This is the first in a series on the Sierra Nevada watershed which originally appeared in the Mountain Democrat, California's oldest newspaper, established in 1851. Two additional articles explore solutions and describe benefits for El Dorado County.
“We never know the worth of water till the well is dry.”
-- Thomas Fuller, 1732
California’s well is drying up. After four years of drought, the Sierra Nevada watershed has been damaged by forest fires and bark beetle infestations (Beetles 101, Property Owners Take Note, Dawn Hodson, Mountain Democrat, June 24, 2016). And, if more isn’t done to restore the Sierra Nevada watershed soon, all Californians will truly know the worth of water.
California’s Sierra Nevada watershed provides over two-thirds of the water used by Californians and irrigates some 750,000 acres of farml and. It is essential to our populace, economy and way of life.
Healthy watersheds do more than supply water. They support healthy forests, meadows, rivers, streams, lakes and ecosystems. They nourish plant and animal life, collect and filter water, store carbon (which helps regulate climate and improve air quality). And, the Sierra Nevada watershed is an essential source of forest products, recreation and tourism.
Considering how vital the Sierra Nevada watershed is to California, one would think the State would be doing all it can to maintain the watershed and restore it, but that isn’t happening.
In 2014, California voters approved $7.5 billion in general obligation bonds (Proposition 1) to increase water storage, water quality, flood protection and watershed protection and restoration. In comparison, they have approved $64 to $98 billion for a bullet train that will, once it is completed, serve a small fraction of those who depend upon the Sierra Nevada watershed.
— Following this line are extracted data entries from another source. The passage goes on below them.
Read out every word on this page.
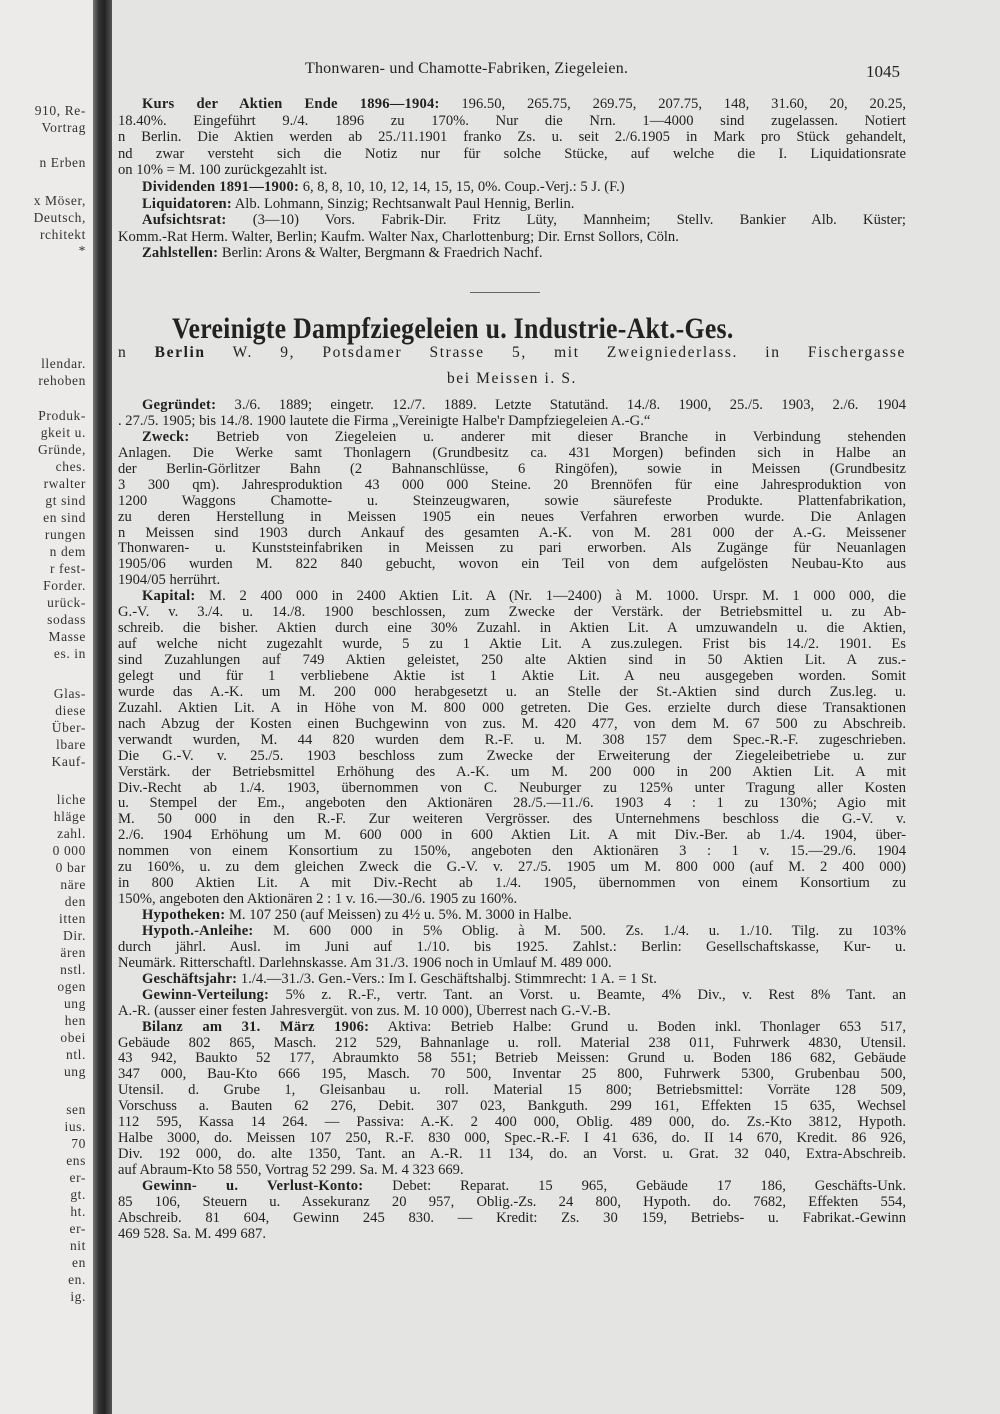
910, Re-
Vortrag
n Erben
x Möser,
Deutsch,
rchitekt
*
llendar.
rehoben
Produk-
gkeit u.
Gründe,
ches.
rwalter
gt sind
en sind
rungen
n dem
r fest-
Forder.
urück-
sodass
Masse
es. in
Glas-
diese
Über-
lbare
Kauf-
liche
hläge
zahl.
0 000
0 bar
näre
den
itten
Dir.
ären
nstl.
ogen
ung
hen
obei
ntl.
ung
sen
ius.
70
ens
er-
gt.
ht.
er-
nit
en
en.
ig.
Thonwaren- und Chamotte-Fabriken, Ziegeleien.	1045
Kurs der Aktien Ende 1896—1904: 196.50, 265.75, 269.75, 207.75, 148, 31.60, 20, 20.25,
18.40%. Eingeführt 9./4. 1896 zu 170%. Nur die Nrn. 1—4000 sind zugelassen. Notiert
n Berlin. Die Aktien werden ab 25./11.1901 franko Zs. u. seit 2./6.1905 in Mark pro Stück gehandelt,
nd zwar versteht sich die Notiz nur für solche Stücke, auf welche die I. Liquidationsrate
on 10% = M. 100 zurückgezahlt ist.
Dividenden 1891—1900: 6, 8, 8, 10, 10, 12, 14, 15, 15, 0%. Coup.-Verj.: 5 J. (F.)
Liquidatoren: Alb. Lohmann, Sinzig; Rechtsanwalt Paul Hennig, Berlin.
Aufsichtsrat: (3—10) Vors. Fabrik-Dir. Fritz Lüty, Mannheim; Stellv. Bankier Alb. Küster;
Komm.-Rat Herm. Walter, Berlin; Kaufm. Walter Nax, Charlottenburg; Dir. Ernst Sollors, Cöln.
Zahlstellen: Berlin: Arons & Walter, Bergmann & Fraedrich Nachf.
Vereinigte Dampfziegeleien u. Industrie-Akt.-Ges.
n Berlin W. 9, Potsdamer Strasse 5, mit Zweigniederlass. in Fischergasse
bei Meissen i. S.
Gegründet: 3./6. 1889; eingetr. 12./7. 1889. Letzte Statutänd. 14./8. 1900, 25./5. 1903, 2./6. 1904
. 27./5. 1905; bis 14./8. 1900 lautete die Firma „Vereinigte Halbe'r Dampfziegeleien A.-G.“
Zweck: Betrieb von Ziegeleien u. anderer mit dieser Branche in Verbindung stehenden
Anlagen. Die Werke samt Thonlagern (Grundbesitz ca. 431 Morgen) befinden sich in Halbe an
der Berlin-Görlitzer Bahn (2 Bahnanschlüsse, 6 Ringöfen), sowie in Meissen (Grundbesitz
3 300 qm). Jahresproduktion 43 000 000 Steine. 20 Brennöfen für eine Jahresproduktion von
1200 Waggons Chamotte- u. Steinzeugwaren, sowie säurefeste Produkte. Plattenfabrikation,
zu deren Herstellung in Meissen 1905 ein neues Verfahren erworben wurde. Die Anlagen
n Meissen sind 1903 durch Ankauf des gesamten A.-K. von M. 281 000 der A.-G. Meissener
Thonwaren- u. Kunststeinfabriken in Meissen zu pari erworben. Als Zugänge für Neuanlagen
1905/06 wurden M. 822 840 gebucht, wovon ein Teil von dem aufgelösten Neubau-Kto aus
1904/05 herrührt.
Kapital: M. 2 400 000 in 2400 Aktien Lit. A (Nr. 1—2400) à M. 1000. Urspr. M. 1 000 000, die
G.-V. v. 3./4. u. 14./8. 1900 beschlossen, zum Zwecke der Verstärk. der Betriebsmittel u. zu Ab-
schreib. die bisher. Aktien durch eine 30% Zuzahl. in Aktien Lit. A umzuwandeln u. die Aktien,
auf welche nicht zugezahlt wurde, 5 zu 1 Aktie Lit. A zus.zulegen. Frist bis 14./2. 1901. Es
sind Zuzahlungen auf 749 Aktien geleistet, 250 alte Aktien sind in 50 Aktien Lit. A zus.-
gelegt und für 1 verbliebene Aktie ist 1 Aktie Lit. A neu ausgegeben worden. Somit
wurde das A.-K. um M. 200 000 herabgesetzt u. an Stelle der St.-Aktien sind durch Zus.leg. u.
Zuzahl. Aktien Lit. A in Höhe von M. 800 000 getreten. Die Ges. erzielte durch diese Transaktionen
nach Abzug der Kosten einen Buchgewinn von zus. M. 420 477, von dem M. 67 500 zu Abschreib.
verwandt wurden, M. 44 820 wurden dem R.-F. u. M. 308 157 dem Spec.-R.-F. zugeschrieben.
Die G.-V. v. 25./5. 1903 beschloss zum Zwecke der Erweiterung der Ziegeleibetriebe u. zur
Verstärk. der Betriebsmittel Erhöhung des A.-K. um M. 200 000 in 200 Aktien Lit. A mit
Div.-Recht ab 1./4. 1903, übernommen von C. Neuburger zu 125% unter Tragung aller Kosten
u. Stempel der Em., angeboten den Aktionären 28./5.—11./6. 1903 4 : 1 zu 130%; Agio mit
M. 50 000 in den R.-F. Zur weiteren Vergrösser. des Unternehmens beschloss die G.-V. v.
2./6. 1904 Erhöhung um M. 600 000 in 600 Aktien Lit. A mit Div.-Ber. ab 1./4. 1904, über-
nommen von einem Konsortium zu 150%, angeboten den Aktionären 3 : 1 v. 15.—29./6. 1904
zu 160%, u. zu dem gleichen Zweck die G.-V. v. 27./5. 1905 um M. 800 000 (auf M. 2 400 000)
in 800 Aktien Lit. A mit Div.-Recht ab 1./4. 1905, übernommen von einem Konsortium zu
150%, angeboten den Aktionären 2 : 1 v. 16.—30./6. 1905 zu 160%.
Hypotheken: M. 107 250 (auf Meissen) zu 4½ u. 5%. M. 3000 in Halbe.
Hypoth.-Anleihe: M. 600 000 in 5% Oblig. à M. 500. Zs. 1./4. u. 1./10. Tilg. zu 103%
durch jährl. Ausl. im Juni auf 1./10. bis 1925. Zahlst.: Berlin: Gesellschaftskasse, Kur- u.
Neumärk. Ritterschaftl. Darlehnskasse. Am 31./3. 1906 noch in Umlauf M. 489 000.
Geschäftsjahr: 1./4.—31./3. Gen.-Vers.: Im I. Geschäftshalbj. Stimmrecht: 1 A. = 1 St.
Gewinn-Verteilung: 5% z. R.-F., vertr. Tant. an Vorst. u. Beamte, 4% Div., v. Rest 8% Tant. an
A.-R. (ausser einer festen Jahresvergüt. von zus. M. 10 000), Überrest nach G.-V.-B.
Bilanz am 31. März 1906: Aktiva: Betrieb Halbe: Grund u. Boden inkl. Thonlager 653 517,
Gebäude 802 865, Masch. 212 529, Bahnanlage u. roll. Material 238 011, Fuhrwerk 4830, Utensil.
43 942, Baukto 52 177, Abraumkto 58 551; Betrieb Meissen: Grund u. Boden 186 682, Gebäude
347 000, Bau-Kto 666 195, Masch. 70 500, Inventar 25 800, Fuhrwerk 5300, Grubenbau 500,
Utensil. d. Grube 1, Gleisanbau u. roll. Material 15 800; Betriebsmittel: Vorräte 128 509,
Vorschuss a. Bauten 62 276, Debit. 307 023, Bankguth. 299 161, Effekten 15 635, Wechsel
112 595, Kassa 14 264. — Passiva: A.-K. 2 400 000, Oblig. 489 000, do. Zs.-Kto 3812, Hypoth.
Halbe 3000, do. Meissen 107 250, R.-F. 830 000, Spec.-R.-F. I 41 636, do. II 14 670, Kredit. 86 926,
Div. 192 000, do. alte 1350, Tant. an A.-R. 11 134, do. an Vorst. u. Grat. 32 040, Extra-Abschreib.
auf Abraum-Kto 58 550, Vortrag 52 299. Sa. M. 4 323 669.
Gewinn- u. Verlust-Konto: Debet: Reparat. 15 965, Gebäude 17 186, Geschäfts-Unk.
85 106, Steuern u. Assekuranz 20 957, Oblig.-Zs. 24 800, Hypoth. do. 7682, Effekten 554,
Abschreib. 81 604, Gewinn 245 830. — Kredit: Zs. 30 159, Betriebs- u. Fabrikat.-Gewinn
469 528. Sa. M. 499 687.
Where will we go on that train, if there’s no water at the other end of the line?
Considering the importance of a clean and abundant water supply for a growing population, industry and agriculture, the restoration of the Sierra Nevada watershed should be a priority, though it doesn’t appear to be.
The Sierra Nevada Conservancy (SNC), a state agency, states, “Right now, the Sierra Nevada region is at a critical point. A century of fire suppression, a shortage of restoration efforts, and years of drought have placed Sierra forests, lakes, meadows and streams at incredible risk.”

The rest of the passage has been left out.